Today’s Examiner has an editorial complaining about President Obama’s “incoherence” when it comes to his foreign policy stance regarding events in Libya and Syria.
Incoherent foreign policy seems to be going around these days. For example:
Here’s Senator John McCain (R-Ariz.) telling the Washington Examiner’s Byron York a few days ago that it’s time for the US to step up the bombing campaign against Colonel Gadhafi’s forces and help the Libyan rebels oust the dictator from power.
Now here’s Senator McCain saying the US and NATO ought to stay out of Syria, as that country moves closer towards a Libyan-style civil war.
Sorry, Syrian protestors – you are out of luck. The Straight Talk Express will not be making any stops in Damascus.
You can’t say the difference between McCain’s stance on Libya vs. Syria is because the senator is suddenly a convert to pacifism.
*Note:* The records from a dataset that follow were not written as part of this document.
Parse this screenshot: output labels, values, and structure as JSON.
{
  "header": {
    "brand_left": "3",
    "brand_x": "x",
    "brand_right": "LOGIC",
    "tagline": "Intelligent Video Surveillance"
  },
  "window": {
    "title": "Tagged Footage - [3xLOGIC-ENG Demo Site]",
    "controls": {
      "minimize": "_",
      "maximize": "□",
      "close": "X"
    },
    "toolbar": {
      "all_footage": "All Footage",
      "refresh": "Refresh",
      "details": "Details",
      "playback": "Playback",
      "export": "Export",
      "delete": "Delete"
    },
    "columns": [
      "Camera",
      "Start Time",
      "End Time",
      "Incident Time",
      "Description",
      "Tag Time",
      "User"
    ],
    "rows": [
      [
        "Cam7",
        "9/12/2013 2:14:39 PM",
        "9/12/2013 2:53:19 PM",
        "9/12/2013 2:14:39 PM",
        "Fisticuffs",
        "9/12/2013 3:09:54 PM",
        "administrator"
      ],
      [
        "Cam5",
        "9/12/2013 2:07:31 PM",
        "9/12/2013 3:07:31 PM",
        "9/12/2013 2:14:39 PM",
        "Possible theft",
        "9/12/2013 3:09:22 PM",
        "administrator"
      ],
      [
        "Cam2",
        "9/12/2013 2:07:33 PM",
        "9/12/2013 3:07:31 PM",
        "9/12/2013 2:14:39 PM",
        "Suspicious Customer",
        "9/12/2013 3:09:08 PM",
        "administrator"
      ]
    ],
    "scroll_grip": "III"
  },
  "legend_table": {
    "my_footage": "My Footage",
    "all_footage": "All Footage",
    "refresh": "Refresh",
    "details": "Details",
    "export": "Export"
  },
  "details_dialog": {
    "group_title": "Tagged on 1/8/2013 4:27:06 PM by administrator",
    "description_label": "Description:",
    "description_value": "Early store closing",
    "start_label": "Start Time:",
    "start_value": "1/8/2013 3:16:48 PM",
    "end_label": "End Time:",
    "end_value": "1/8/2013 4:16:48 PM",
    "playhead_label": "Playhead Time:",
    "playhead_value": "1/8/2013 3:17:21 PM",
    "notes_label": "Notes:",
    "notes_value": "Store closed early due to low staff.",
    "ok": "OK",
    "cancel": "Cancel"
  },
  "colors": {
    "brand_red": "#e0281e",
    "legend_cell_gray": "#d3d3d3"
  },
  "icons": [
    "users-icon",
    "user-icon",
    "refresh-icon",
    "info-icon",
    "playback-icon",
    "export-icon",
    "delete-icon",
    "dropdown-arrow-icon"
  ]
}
Here he is in Britain’s Daily Telegraph, being described as numbering among those Western political figures calling for Gadhafi’s assassination.
Some may want to read some Machiavellian posturing into McCain’s apparent contradiction, and believe that what the senator means is no bombing of Syria – for the time being. (As in: “Hold on, Damascus – NATO’s on the way!”)
But rather than speculate on why McCain wants more bombing runs over Libya and none over Syria, we can leave it to him to provide an explanation when a reporter presses him on the apparent contradiction later this week. (Who am I kidding – he’ll probably call a press conference to condemn those malicious rumors of his alleged hypocrisy as “vastly exaggerated.”)
If you are on the side that hopes the US can avoid getting bogged down in costly military operations either in Libya and Syria (which, after you count up the deployments in Afghanistan and Iraq, and the US drones flying around Pakistan, would become the US’s fourth and fifth current wars in Muslim countries), then all this incoherence isn’t so bad.
At least the incoherence and indecision means the US still has a chance to steer clear of more foreign wars. As an anonymous US Air Force wit once put it: turbatio est solutio ut licentia (“indecision is the key to flexibility”).